Bu yazıyı okuyan herkesin Türk Milliyetçiliği hakkında yanlış ya da doğru bir fikri ve bilgisi olduğuna eminim.
Zaten oturup burada binlerce sayfa yazmayacağıma göre değineceğim konunun Milliyetçiliğinin ortaya çıkışı, temel prensip ve yaklaşımları vb. didaktik bir çalışma olmadığını tahmin etmişsinizdir. Zaten bu konuda çok değerli hocalarımızın eserleri bulunmakta.İnternet üzerinden ya da sahafları gezerek geniş çaplı bir araştırma yaptığınızda emin olun karşınıza gerçekten çok değerli,öğretici eserler çıkacaktır.
Benim bugün değinmek istediğim nokta biraz daha günümüze özgü, biraz daha hüzün ve karamsarlığın gezindiği günlerde milliyetçiliğimize dair bazı kelamlar.
Daha doğrusu tarihimizin her manada en sıkıntılı dönemlerinden birini atlatırken Türk Milliyetçisi duruşun nerede ve nasıl konumlandığı,nasıl konumlanabileceği.

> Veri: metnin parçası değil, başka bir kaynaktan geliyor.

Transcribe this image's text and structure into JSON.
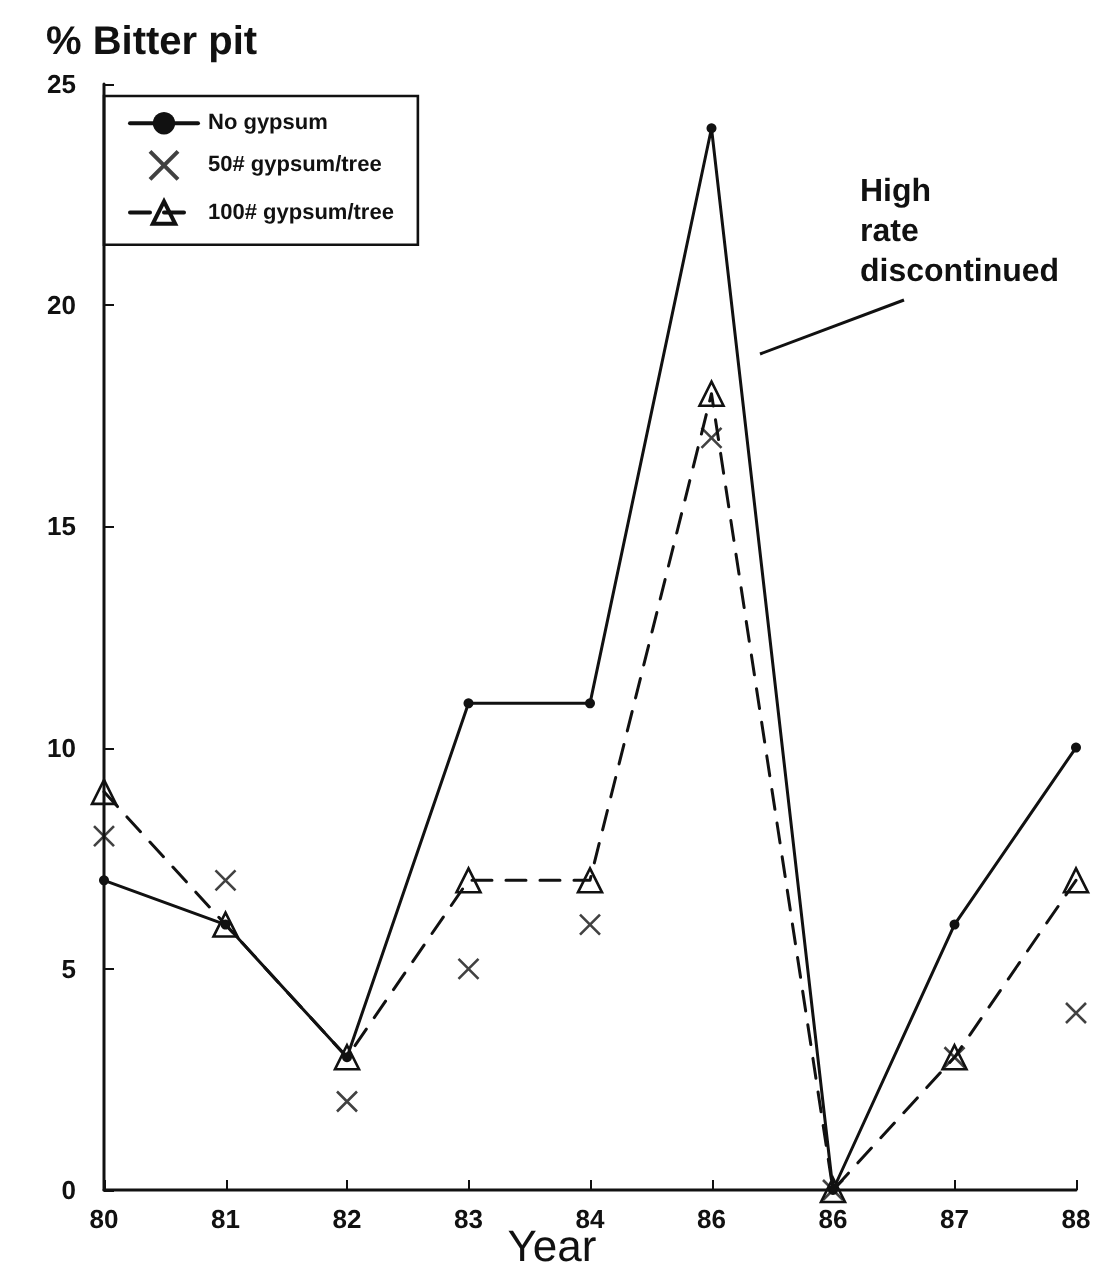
{
  "chart_data": {
    "type": "line",
    "title": "% Bitter pit",
    "xlabel": "Year",
    "categories": [
      "80",
      "81",
      "82",
      "83",
      "84",
      "86",
      "86",
      "87",
      "88"
    ],
    "series": [
      {
        "name": "No gypsum",
        "color": "#111111",
        "marker": "circle",
        "line_style": "solid",
        "values": [
          7,
          6,
          3,
          11,
          11,
          24,
          0,
          6,
          10
        ]
      },
      {
        "name": "50# gypsum/tree",
        "color": "#111111",
        "type": "scatter",
        "marker": "cross",
        "values": [
          8,
          7,
          2,
          5,
          6,
          17,
          0,
          3,
          4
        ]
      },
      {
        "name": "100# gypsum/tree",
        "color": "#111111",
        "marker": "triangle",
        "line_style": "dashed",
        "values": [
          9,
          6,
          3,
          7,
          7,
          18,
          0,
          3,
          7
        ]
      }
    ],
    "ylim": [
      0,
      25
    ],
    "yticks": [
      0,
      5,
      10,
      15,
      20,
      25
    ],
    "grid": false,
    "legend": "top left",
    "annotations": [
      "High rate discontinued"
    ]
  }
}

Daha anlaşılabilir olmak adına günümüz Türk Milliyetçiliğini tüm beşeri,sosyolojik ve antropolojik tanımlamaları ile bir jilet darbesiyle tam ortadan ikiye bölelim, parçaları ise A ve B olarak adlandıralım.
- A) Geçmişte yaşanan dil,kültür,zanaat ve geçmişe dair ne varsa duyulan özlem-isteğin harlandırdığı günümüzü geçmişin bir yansıması olarak yaşamak isteyen,din faktörünün kişiler üzerinden kutsandığı ve yoğun bir etki alanı olduğu bir anlayış.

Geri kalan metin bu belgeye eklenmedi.